Deploying Airflow allowed us to efficiently manage workloads with multiple DAGs, from generating reports and system analyses to training machine learning models and preparing datasets.
What was the problem?
Before adopting Airflow at adjoe, we handled job scheduling in two main ways: by setting up Kubernetes cronjobs or building AWS Lambda functions. While both approaches had their benefits, they also came with limitations, especially when it came to managing more complex workloads. As our data science teams needs evolved, it became clear that we needed a more robust and flexible orchestration tool.
How did Apache Airflow help to solve this problem?
With the creation of a new AWS environment for the data science teams, we introduced Airflow on Kubernetes as our primary orchestration solution, addressing both stability and scalability requirements.

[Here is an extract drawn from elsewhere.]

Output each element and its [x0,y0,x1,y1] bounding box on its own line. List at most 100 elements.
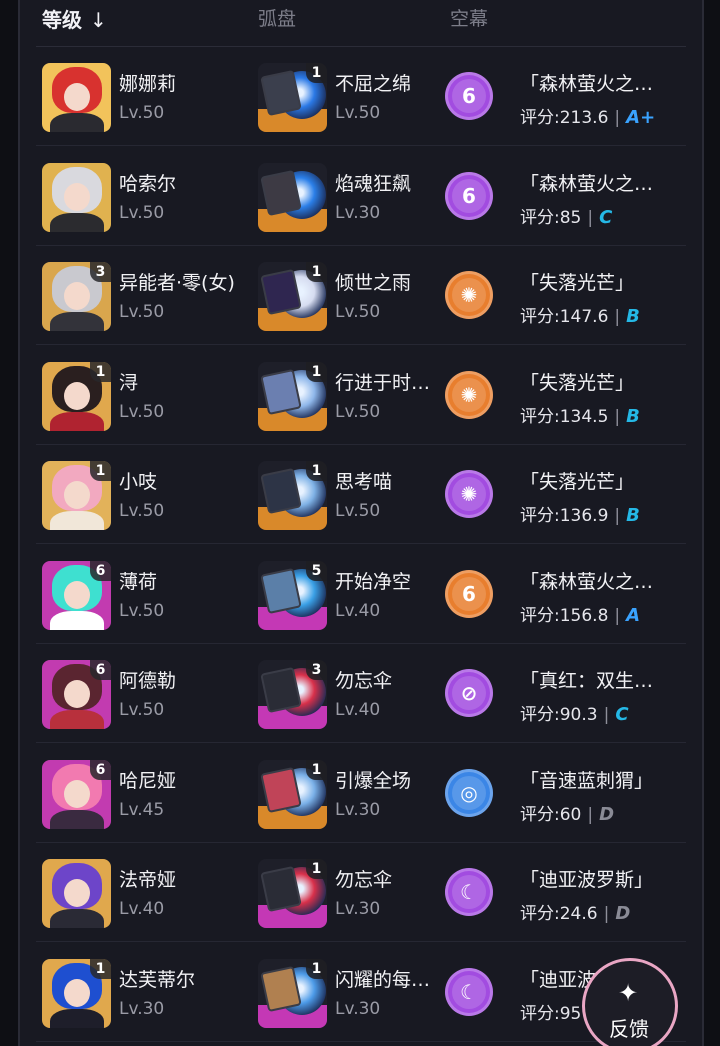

After deploying Airflow in our staging and production environments, we were able to create multiple DAGs to manage and schedule a variety of workloads efficiently. These range from generating and emailing daily reports to performing system analyses, training complex machine learning models using the Spark Operator or Kubeflow’s Training Operator for GPU models, and preparing datasets using Airflow’s ETL capabilities.
What are the results?
By implementing Airflow, our data scientists can now manage and schedule their jobs more efficiently. Monitoring job statuses has become simpler, thanks to an intuitive interface that also provides easy access to logs. The need for infrastructure management has significantly reduced, allowing data scientists to test and deploy their DAGs independently, which in turn has accelerated development for both teams. Currently, our Data Science teams manages over 20 DAGs and more than 50 tasks, with plans to double the number of DAGs by the end of the next quarter.